Just a few weeks after the initial announcement, the first of six expansion packs – packaged under the ‘New Frontier Pass’ – has been added to Civilization VI. As a kick-off, this one includes two new civs and a new game mode. A handful of new natural wonders, city states and resources round out the offering. Priced at £7.39 for the pack on its own, or £32.99 for the entire season pass, is it worth the price tag?
After playing a few games, it’s instantly obvious that the new civs are certainly interesting additions to the game. The first – Gran Colombia – is a top tier civ that borders on the overpowered. Their bonuses make Domination victories almost comically easy. +1 movement speed to all land units makes rapid expansion easier than ever and allows you to really overwhelm the enemy. On top of that, you’ll be given a free Comandante General at the start of every era. They offer some pretty powerful bonuses and directly complement the civ’s other unique unit – the Llanero.
Gran Colombia’s last unique – the Hacienda – is not nearly as useful as its other abilities. The bonuses to production and gold it provides are good for helping maintain a standing army, but it comes too late on in the game to be truly effective. It only becomes available from the Renaissance Era, by which point you should be well on the way to a Domination victory already.

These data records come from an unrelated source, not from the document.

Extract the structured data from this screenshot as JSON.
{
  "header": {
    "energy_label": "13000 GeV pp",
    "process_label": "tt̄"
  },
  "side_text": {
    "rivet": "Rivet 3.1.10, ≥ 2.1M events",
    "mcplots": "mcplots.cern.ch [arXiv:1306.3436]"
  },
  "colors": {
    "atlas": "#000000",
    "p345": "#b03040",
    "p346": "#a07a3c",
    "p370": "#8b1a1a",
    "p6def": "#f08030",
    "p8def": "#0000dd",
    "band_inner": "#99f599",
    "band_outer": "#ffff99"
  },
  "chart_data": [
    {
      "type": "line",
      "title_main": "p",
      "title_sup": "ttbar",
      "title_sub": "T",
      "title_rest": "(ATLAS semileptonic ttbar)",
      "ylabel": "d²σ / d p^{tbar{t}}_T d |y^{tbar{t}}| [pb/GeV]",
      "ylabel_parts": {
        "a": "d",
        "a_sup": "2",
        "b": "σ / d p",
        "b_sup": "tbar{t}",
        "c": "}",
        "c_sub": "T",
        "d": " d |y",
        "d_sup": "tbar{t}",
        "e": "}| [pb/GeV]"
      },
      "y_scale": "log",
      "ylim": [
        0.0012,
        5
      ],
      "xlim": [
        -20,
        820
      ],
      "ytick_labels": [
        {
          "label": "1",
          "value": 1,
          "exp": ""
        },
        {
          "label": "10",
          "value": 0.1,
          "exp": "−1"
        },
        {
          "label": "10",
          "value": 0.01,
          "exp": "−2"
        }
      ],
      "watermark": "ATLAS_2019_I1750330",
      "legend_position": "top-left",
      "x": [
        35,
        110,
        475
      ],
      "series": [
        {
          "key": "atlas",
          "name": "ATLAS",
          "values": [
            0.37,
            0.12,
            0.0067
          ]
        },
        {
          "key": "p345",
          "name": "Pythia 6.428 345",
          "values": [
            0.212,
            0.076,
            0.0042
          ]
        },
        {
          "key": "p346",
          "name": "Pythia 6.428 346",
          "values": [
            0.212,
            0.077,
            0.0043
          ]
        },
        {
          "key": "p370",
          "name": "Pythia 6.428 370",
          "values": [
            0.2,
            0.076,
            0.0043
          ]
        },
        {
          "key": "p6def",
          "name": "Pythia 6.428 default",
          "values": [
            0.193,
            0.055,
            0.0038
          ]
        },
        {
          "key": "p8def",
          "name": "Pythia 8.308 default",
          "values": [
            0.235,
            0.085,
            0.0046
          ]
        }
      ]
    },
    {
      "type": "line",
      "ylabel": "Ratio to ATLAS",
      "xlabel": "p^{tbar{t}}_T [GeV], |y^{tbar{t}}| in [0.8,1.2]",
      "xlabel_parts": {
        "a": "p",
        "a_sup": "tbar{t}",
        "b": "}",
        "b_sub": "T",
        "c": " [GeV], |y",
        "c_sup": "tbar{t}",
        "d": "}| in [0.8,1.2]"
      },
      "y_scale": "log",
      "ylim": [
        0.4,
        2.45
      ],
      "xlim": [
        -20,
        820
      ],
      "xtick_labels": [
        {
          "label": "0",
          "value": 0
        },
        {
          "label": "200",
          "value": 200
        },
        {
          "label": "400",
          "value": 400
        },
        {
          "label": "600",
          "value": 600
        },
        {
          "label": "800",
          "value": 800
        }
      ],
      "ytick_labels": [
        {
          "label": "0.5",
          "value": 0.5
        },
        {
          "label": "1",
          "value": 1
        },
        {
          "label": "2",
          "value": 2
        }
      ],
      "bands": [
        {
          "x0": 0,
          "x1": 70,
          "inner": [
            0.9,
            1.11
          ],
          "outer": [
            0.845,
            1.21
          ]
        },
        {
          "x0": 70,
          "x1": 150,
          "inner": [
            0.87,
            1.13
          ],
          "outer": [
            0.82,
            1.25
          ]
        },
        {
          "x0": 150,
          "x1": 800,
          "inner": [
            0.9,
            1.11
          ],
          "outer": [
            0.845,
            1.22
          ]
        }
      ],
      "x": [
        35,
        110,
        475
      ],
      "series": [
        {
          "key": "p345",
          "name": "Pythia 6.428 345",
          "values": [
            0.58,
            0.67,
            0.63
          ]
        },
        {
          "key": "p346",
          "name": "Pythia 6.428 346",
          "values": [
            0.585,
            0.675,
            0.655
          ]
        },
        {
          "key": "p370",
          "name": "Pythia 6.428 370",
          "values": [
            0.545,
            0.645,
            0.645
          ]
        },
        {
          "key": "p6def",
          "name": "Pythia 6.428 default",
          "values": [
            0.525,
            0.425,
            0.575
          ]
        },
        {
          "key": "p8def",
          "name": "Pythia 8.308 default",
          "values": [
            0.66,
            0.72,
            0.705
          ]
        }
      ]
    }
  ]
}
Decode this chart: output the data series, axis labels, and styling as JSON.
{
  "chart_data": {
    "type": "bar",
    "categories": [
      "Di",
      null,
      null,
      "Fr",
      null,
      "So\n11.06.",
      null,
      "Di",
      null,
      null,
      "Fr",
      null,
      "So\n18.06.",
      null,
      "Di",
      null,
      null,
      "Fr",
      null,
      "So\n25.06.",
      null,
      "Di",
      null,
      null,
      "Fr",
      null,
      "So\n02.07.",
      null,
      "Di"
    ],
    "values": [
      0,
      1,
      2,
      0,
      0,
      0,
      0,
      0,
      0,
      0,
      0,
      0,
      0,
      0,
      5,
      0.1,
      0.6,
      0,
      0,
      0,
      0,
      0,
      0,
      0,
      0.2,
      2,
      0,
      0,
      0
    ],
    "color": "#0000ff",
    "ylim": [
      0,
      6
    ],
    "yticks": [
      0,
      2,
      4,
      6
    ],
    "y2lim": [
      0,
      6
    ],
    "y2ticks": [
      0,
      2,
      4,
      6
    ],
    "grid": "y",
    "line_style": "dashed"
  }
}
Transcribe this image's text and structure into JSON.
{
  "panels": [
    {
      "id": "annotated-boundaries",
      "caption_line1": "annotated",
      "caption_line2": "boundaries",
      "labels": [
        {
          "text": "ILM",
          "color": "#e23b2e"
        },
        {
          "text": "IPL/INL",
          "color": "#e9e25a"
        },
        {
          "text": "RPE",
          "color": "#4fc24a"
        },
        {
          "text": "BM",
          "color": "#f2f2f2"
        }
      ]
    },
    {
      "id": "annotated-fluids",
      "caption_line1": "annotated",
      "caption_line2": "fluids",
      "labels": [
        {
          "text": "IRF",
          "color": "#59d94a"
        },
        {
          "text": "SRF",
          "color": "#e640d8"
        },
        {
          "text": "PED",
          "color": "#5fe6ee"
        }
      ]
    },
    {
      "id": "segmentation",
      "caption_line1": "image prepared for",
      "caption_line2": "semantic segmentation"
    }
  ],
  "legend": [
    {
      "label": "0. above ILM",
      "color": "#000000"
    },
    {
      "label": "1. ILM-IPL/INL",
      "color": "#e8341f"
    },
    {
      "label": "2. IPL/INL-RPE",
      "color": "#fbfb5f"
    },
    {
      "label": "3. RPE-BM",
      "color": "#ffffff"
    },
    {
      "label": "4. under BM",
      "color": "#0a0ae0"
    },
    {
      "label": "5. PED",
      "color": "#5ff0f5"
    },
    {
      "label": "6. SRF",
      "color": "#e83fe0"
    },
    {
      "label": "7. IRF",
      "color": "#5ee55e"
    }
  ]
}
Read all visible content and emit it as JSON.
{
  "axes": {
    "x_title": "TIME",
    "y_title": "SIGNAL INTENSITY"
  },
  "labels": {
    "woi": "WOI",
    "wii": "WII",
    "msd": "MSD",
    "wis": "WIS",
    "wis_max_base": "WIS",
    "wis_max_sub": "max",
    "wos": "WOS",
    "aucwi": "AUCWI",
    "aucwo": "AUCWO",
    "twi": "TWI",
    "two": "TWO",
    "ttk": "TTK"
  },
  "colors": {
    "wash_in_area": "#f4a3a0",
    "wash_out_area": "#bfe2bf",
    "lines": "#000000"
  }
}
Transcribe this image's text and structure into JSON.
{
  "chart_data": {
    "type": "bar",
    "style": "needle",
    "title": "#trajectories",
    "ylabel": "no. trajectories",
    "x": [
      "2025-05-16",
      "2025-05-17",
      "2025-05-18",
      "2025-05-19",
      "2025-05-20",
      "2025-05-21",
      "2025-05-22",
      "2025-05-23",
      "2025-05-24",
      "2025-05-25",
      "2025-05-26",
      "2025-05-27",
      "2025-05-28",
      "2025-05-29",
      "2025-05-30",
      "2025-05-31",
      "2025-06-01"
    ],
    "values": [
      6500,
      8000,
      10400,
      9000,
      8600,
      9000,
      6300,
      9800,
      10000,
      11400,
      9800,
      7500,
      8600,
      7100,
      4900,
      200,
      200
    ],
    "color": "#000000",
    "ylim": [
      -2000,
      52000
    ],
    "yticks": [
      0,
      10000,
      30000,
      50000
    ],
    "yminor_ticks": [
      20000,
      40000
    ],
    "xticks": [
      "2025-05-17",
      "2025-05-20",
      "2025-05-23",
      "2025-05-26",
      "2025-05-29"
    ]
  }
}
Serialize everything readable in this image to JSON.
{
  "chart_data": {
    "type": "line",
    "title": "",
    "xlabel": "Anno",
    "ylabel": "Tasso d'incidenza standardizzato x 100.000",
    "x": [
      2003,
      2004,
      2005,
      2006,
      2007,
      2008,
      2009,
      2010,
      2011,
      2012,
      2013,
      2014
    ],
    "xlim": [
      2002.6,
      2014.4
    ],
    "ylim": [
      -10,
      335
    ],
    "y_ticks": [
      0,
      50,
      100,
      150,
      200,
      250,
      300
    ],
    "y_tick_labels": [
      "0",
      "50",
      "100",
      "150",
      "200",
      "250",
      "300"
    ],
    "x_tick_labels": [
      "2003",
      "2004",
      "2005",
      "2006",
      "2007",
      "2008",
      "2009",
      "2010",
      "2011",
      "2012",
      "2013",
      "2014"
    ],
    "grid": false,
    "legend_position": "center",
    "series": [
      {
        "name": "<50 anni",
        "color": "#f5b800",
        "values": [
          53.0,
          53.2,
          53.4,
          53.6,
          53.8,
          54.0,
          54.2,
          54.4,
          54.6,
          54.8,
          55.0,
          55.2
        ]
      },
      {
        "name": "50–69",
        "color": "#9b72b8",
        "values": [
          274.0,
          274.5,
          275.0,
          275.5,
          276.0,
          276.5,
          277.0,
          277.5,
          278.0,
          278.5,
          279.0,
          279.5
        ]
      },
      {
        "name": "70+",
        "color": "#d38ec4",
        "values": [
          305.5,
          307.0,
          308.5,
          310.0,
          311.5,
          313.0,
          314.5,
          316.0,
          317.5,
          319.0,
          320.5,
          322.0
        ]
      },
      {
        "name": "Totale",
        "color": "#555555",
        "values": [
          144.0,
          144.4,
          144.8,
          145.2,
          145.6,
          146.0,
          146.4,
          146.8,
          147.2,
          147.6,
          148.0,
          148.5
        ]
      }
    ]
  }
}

The Maya, on the other hand, are the complete opposite. Their bonuses favour playing tall. Cities within six tiles of the Capital receive +10% to all yields and friendly units within the same radius enjoy a +5 to their combat strength. Meanwhile, there are heavy penalties for expansion. Every city further than six tiles from the Capital suffers a -15% penalty to all yields.
Of course, this greatly hinders a Domination victory, because conquered cities will almost always be more than six tiles away and thus not worth taking. Instead, it’s Scientific victories where the Maya really shine, thanks to their unique district – the Observatory. 50% cheaper than a normal campus, it gains major adjacency bonuses from plantations (+2) and minor ones from farms (+1). As a result, it’s really easy to build observatories with a +4 science bonus.
With Gran Colombia, you can start the game wherever and find success. That’s not the case with the Maya. It requires a lot of planning to really succeed with this civ. A lot. They have one of the weakest starts in the game. The Capital only starts with two housing. In fact, starting on the coast is disastrous because they gain no housing from coastal or freshwater tiles, and it prevents any settling in that direction. Farms are the main source of Mayan housing, so settling in an area with plenty of plains or grassland is a priority. Of course, you also need enough space and the right tiles to settle and grow cities in a ring around your Capital. You also need enough time to produce builder units, which may not be given to you if an aggressive civ forward settles you or declares war. Similarly, the power of your Observatory district is heavily dependent on having the right resources around.
All these variables mean that it’s almost certain that you’ll need to restart a few times in order to get the right layout needed to succeed, especially on the higher difficulties. But when it comes together, it really comes together. The Maya can vastly outstrip any rival’s scientific output with just a few observatories and snowball towards victory.
There’s also a new game mode – Apocalypse – included in the pack, although you will need Gathering Storm to even enable it. As the name suggests, it allows you to experience the end of the world. From the beginning, disasters are more intense and common. Climate Change happens faster and when it reaches Phase VII the game enters the Apocalypse. Comets fall from the sky, destroying everything they hit, and Solar Flares begin to destroy the global power supply.
There’s also a new unit within the mode. The Soothsayer can be purchased with Faith and has the ability to trigger natural disasters. You can really ruin your enemy’s day if they make the mistake of settling on a river, near a volcano or next to a forest.
Apocalypse mode offers a fresh take on the usual Civ formula. And some people will have a lot of fun with the mode. I’ll admit though, this wasn’t for me. After the novelty wore off, I found the mode frustrating to play. Having to repair everything, only to see it destroyed just a few turns later, felt overly punishing. I didn’t feel there was much point in doing anything, knowing that all my work could be undone with just one disaster.
Overall, the Maya and Gran Colombia Pack is a strong showing. Both civs are fun to play and bring something unique to the table. And despite my misgivings, the Apocalypse Mode shakes up Civilization VI’s gameplay. Some players will appreciate the sheer challenge it brings. Still, I think that the standalone price is too steep. It’s hard to justify a £7.39 price tag for just two civs, a few city states and resources, and a game mode that you need the previous DLC to even access.
Whether the New Frontier Pass as a whole is worth the price is still up for debate. We’ll have to see what July brings us, when the next pack releases. The early signs are positive though.